A US soldier arrested for sharing information on how to build bombs also allegedly planned to travel to Ukraine to fight with the neo-Nazi Azov Battalion, and plotted to bomb a major American news network, according to the FBI.
Jarrett William Smith, a soldier stationed in Fort Riley, Kansas, has been arrested after unwittingly sharing bomb-making instructions with an FBI informant. The private first class is charged with one count of “distributing information related to explosives and weapons of mass destruction,” according to charging documents released Monday.
Smith reportedly planned to travel to Ukraine to fight alongside the far-right Azov Battalion and also talked about a plot to blow up the headquarters of an American news network with “a large vehicle bomb” in his conversations with the informant.
“Fill a vehicle full of [explosives] then fill a ping pong ball with [commonly available chemical] via drilling then injection. Put the ball in the tank of the vehicle and leave. 30 minutes later, BOOM,” Smith allegedly told the informant in an online chat group, where he said he was looking to meet more “radicals” like himself. He also floated other violent possibilities – including killing members of Antifa or Democratic presidential candidate Beto O’Rourke, and blowing up a cell phone tower.

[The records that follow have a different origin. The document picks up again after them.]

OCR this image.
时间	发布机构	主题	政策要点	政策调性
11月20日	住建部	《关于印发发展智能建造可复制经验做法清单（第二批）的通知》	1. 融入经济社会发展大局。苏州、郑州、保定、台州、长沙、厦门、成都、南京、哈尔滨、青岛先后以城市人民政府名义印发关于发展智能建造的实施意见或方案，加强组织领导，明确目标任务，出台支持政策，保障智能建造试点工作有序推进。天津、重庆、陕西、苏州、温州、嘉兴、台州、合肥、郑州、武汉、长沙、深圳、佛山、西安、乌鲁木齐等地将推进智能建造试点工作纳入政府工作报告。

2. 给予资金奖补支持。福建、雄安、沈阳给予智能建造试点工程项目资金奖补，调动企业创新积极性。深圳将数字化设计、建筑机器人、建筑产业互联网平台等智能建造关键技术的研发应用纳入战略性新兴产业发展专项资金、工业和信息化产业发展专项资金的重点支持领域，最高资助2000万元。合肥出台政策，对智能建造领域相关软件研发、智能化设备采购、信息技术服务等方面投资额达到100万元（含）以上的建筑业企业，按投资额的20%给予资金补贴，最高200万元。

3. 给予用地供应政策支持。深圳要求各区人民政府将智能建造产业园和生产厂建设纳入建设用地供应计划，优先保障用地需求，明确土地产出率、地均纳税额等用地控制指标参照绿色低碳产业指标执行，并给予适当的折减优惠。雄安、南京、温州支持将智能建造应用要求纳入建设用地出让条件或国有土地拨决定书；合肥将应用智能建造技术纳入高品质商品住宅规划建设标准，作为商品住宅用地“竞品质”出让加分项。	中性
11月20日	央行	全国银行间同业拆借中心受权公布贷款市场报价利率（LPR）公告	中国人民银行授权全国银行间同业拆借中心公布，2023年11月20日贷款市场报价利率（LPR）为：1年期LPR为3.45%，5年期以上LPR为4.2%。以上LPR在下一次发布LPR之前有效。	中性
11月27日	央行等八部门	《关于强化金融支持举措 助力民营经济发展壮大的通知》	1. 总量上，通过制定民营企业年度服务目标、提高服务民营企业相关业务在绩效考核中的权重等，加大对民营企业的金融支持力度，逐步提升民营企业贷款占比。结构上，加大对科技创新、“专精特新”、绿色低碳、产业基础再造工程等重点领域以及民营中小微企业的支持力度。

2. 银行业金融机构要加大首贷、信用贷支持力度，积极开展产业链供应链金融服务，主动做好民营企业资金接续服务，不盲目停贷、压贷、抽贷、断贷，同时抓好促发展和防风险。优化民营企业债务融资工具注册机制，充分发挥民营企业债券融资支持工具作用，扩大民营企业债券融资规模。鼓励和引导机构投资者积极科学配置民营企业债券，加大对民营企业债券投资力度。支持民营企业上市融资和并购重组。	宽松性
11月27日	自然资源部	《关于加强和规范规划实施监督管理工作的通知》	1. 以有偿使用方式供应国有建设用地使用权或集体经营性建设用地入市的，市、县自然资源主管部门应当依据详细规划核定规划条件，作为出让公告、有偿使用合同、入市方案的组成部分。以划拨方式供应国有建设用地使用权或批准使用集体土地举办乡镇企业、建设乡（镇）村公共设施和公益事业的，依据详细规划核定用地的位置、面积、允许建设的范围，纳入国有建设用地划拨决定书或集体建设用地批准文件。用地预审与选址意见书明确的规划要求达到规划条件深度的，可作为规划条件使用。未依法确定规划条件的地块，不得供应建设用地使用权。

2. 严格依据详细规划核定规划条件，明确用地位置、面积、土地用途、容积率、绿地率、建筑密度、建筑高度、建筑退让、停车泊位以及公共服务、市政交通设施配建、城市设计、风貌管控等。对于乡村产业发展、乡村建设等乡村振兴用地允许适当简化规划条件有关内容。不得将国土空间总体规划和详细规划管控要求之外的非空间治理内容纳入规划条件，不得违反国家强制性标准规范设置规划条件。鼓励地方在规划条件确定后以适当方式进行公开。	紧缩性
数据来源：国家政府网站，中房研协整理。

Smith reportedly admitted that he provided his online contacts with instructions on how to build bombs when he was arrested on Saturday. “I got knowledge of IEDs [improvised explosive devices] for days,” he said in a Facebook group chat. “We can make cell phone IEDs in the style of the Afghans. I can teach you that.” He also allegedly provided “very specific instructions” for building bombs out of household chemicals and devices, which an FBI bomb technician confirmed were viable.
Also present in the group, according to the FBI, was an associate and fellow US vet, Craig Lang, from whom Smith may have gotten the idea to travel to Ukraine. Lang had fought with Right Sector, another neo-Nazi group, in Ukraine and discussed having Smith vetted by “the guy that screens people,” warning his friend that he “may also be asked to kill certain people who become on the bad graces of certain groups.”
Smith was hoping to “cause chaos,” according to an affidavit from one of the arresting officers, which claimed “he provides this information even to individuals who tell him they intend to use the information to cause harm to others.” He faces up to 20 years in prison if convicted.